Last month, commodity prices in the United Kingdom spiked at their steepest rate in 30 years, driven by rising expenses for household electricity and automobile fuels – the latest bleak numbers as global inflation keeps rising.
The Office for National Statistics said Wednesday that inflation in the United Kingdom increased to 7% in the year 2022, the highest annual rate since March 1992. As spiralling energy costs, rising food prices, and tax increases surpass higher salaries, the UK is facing the worst loss in living standards since the mid-1950s, as per economists. People all over the world are feeling the pinch of inflation as demand quickly recovers from the COVID-19 pandemic, and Russia’s war in Ukraine drives up energy prices and compresses supply chains.
Even consumer prices in the United States rose 8.5 percent from a year ago last month, the fastest rate in more than 40 years, according to the Labor Department. Inflation in the 19 European countries that use the euro rose to 7.5 percent last month, marking the fifth month in a row that it has achieved a new high. According to the government’s independent budget adviser, disposable household earnings in the United Kingdom are likely to fall by 2.2 percent this year, adjusted for inflation. Household natural gas prices increased 28.3% year over year, while electricity costs increased 19.2%, as the global economy recovered from the COVID-19 epidemic resulting in increasing global energy demand. Prices will continue to rise after the UK’s energy regulator approved a 54 percent increase in gas and electricity bills that came into effect from April for millions of households. Transportation costs are also growing, according to the Office for National Statistics, with the cost of gasoline and diesel fuel rising by an average of 30.7 percent over the last year, the largest increase since records began in January 1989.
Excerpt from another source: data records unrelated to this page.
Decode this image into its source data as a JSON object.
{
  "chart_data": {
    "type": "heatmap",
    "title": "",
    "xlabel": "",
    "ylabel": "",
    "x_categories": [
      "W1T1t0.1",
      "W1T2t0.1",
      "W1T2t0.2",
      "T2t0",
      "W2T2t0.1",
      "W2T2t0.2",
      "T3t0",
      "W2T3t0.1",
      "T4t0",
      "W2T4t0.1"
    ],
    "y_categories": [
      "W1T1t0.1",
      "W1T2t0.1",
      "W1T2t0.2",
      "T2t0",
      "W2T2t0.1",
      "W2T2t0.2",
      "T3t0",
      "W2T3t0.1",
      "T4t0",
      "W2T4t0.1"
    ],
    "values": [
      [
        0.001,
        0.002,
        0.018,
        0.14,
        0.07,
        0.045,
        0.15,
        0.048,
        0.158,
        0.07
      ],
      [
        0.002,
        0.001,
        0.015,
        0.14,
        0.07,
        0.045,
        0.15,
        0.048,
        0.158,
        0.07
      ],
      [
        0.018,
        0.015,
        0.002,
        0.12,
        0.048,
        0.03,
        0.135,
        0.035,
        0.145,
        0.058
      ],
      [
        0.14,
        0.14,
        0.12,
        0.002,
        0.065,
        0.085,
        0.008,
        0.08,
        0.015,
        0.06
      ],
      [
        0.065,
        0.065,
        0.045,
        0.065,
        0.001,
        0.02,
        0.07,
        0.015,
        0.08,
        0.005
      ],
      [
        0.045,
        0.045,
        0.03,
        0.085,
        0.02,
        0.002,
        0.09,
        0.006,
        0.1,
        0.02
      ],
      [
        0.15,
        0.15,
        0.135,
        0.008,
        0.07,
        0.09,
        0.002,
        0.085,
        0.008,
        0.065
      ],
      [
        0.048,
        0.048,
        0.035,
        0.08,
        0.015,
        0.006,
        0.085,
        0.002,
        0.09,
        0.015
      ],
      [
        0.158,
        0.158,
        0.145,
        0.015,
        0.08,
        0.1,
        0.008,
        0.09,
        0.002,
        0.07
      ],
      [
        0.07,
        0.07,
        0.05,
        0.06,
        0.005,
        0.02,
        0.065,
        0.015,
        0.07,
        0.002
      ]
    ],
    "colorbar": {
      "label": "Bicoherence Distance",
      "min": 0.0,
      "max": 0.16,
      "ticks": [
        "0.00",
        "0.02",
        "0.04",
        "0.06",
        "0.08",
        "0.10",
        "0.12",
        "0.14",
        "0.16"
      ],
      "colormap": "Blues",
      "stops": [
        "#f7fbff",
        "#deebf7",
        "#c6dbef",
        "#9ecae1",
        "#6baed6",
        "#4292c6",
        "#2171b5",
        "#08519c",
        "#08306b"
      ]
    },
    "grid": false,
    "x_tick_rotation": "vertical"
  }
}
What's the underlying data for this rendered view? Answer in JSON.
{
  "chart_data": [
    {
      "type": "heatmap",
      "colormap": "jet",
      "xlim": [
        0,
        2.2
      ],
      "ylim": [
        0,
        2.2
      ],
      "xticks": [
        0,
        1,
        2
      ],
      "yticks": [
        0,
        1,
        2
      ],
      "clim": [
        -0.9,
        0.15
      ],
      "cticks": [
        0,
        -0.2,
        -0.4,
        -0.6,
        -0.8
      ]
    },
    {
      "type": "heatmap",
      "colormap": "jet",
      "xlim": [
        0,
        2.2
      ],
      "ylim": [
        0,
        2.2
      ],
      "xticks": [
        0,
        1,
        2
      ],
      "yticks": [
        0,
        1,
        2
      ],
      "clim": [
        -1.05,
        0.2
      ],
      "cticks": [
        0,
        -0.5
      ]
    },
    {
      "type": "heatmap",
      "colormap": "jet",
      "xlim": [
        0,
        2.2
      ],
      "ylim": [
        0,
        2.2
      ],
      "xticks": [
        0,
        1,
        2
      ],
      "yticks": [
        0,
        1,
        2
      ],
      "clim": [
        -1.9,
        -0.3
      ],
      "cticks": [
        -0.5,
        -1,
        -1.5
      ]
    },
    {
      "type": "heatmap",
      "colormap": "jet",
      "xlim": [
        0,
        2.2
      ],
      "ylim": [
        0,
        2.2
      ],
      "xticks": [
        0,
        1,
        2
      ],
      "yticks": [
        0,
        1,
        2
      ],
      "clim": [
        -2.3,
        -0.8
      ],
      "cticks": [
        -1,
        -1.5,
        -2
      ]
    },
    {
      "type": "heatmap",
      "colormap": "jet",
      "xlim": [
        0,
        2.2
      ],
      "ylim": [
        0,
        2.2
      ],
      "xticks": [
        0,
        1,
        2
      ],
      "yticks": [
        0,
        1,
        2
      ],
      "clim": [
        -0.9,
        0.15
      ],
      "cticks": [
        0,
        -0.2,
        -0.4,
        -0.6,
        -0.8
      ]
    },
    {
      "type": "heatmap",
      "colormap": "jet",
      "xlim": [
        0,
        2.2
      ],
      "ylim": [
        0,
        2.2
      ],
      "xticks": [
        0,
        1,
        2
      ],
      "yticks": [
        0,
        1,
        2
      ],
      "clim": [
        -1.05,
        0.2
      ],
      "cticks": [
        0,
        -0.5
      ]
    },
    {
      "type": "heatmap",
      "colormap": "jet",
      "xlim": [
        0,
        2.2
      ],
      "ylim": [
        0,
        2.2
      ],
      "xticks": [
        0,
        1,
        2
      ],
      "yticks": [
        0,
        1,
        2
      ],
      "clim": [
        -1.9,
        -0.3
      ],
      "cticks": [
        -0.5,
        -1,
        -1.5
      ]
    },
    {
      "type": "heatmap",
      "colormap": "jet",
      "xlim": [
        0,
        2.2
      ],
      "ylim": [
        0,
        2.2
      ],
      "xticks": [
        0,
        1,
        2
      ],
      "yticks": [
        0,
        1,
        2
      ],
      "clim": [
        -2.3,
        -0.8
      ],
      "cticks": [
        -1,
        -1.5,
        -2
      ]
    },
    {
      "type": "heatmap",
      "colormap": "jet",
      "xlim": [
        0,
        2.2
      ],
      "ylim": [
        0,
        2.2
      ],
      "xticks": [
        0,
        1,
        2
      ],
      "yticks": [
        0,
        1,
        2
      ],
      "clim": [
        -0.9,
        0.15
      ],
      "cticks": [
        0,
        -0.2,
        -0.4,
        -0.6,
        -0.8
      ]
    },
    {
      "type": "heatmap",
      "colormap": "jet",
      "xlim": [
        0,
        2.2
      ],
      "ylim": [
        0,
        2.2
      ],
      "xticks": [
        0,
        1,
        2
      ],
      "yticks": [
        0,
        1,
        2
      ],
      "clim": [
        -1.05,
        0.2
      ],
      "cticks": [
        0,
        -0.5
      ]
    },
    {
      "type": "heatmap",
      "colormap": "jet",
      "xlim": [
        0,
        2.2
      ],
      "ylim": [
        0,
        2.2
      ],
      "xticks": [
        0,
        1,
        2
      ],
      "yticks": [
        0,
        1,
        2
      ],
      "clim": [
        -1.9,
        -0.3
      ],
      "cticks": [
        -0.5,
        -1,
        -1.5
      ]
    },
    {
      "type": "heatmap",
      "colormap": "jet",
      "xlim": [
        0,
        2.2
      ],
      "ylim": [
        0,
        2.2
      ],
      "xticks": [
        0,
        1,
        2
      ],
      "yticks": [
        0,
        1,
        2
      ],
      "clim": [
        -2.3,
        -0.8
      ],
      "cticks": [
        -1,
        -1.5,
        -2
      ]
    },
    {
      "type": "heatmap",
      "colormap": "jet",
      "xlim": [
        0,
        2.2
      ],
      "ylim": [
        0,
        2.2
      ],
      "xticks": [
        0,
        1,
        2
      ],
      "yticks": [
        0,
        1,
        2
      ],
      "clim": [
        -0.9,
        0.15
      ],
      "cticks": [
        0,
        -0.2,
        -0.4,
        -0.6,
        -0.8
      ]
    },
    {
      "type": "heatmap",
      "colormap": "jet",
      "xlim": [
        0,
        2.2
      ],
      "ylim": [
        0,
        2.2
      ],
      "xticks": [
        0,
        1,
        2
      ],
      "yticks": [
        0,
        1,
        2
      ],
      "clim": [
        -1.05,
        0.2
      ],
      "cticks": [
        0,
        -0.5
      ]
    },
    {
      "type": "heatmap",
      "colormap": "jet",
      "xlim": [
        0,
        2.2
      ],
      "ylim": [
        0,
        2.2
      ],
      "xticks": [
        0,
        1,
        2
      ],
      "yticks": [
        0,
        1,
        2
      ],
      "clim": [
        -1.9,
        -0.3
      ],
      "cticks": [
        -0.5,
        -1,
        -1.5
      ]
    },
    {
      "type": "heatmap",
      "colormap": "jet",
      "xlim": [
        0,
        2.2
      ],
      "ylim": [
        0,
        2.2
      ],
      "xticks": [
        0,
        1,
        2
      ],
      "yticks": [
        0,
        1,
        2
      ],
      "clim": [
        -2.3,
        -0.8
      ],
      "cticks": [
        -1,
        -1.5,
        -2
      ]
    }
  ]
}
Countries are hiking interest rates to ease the burden of rising food, fuel, and other prices. Since December, the Bank of England has raised its key interest rate three times, and the Federal Reserve of the United States boosted its benchmark short-term rate last month and is anticipated to keep rising it, possibly dramatically. Meanwhile, the European Central Bank has accelerated its exit from economic stimulus efforts to control inflation, but has refrained from taking more harsh measures. It is scheduled to meet again on Thursday.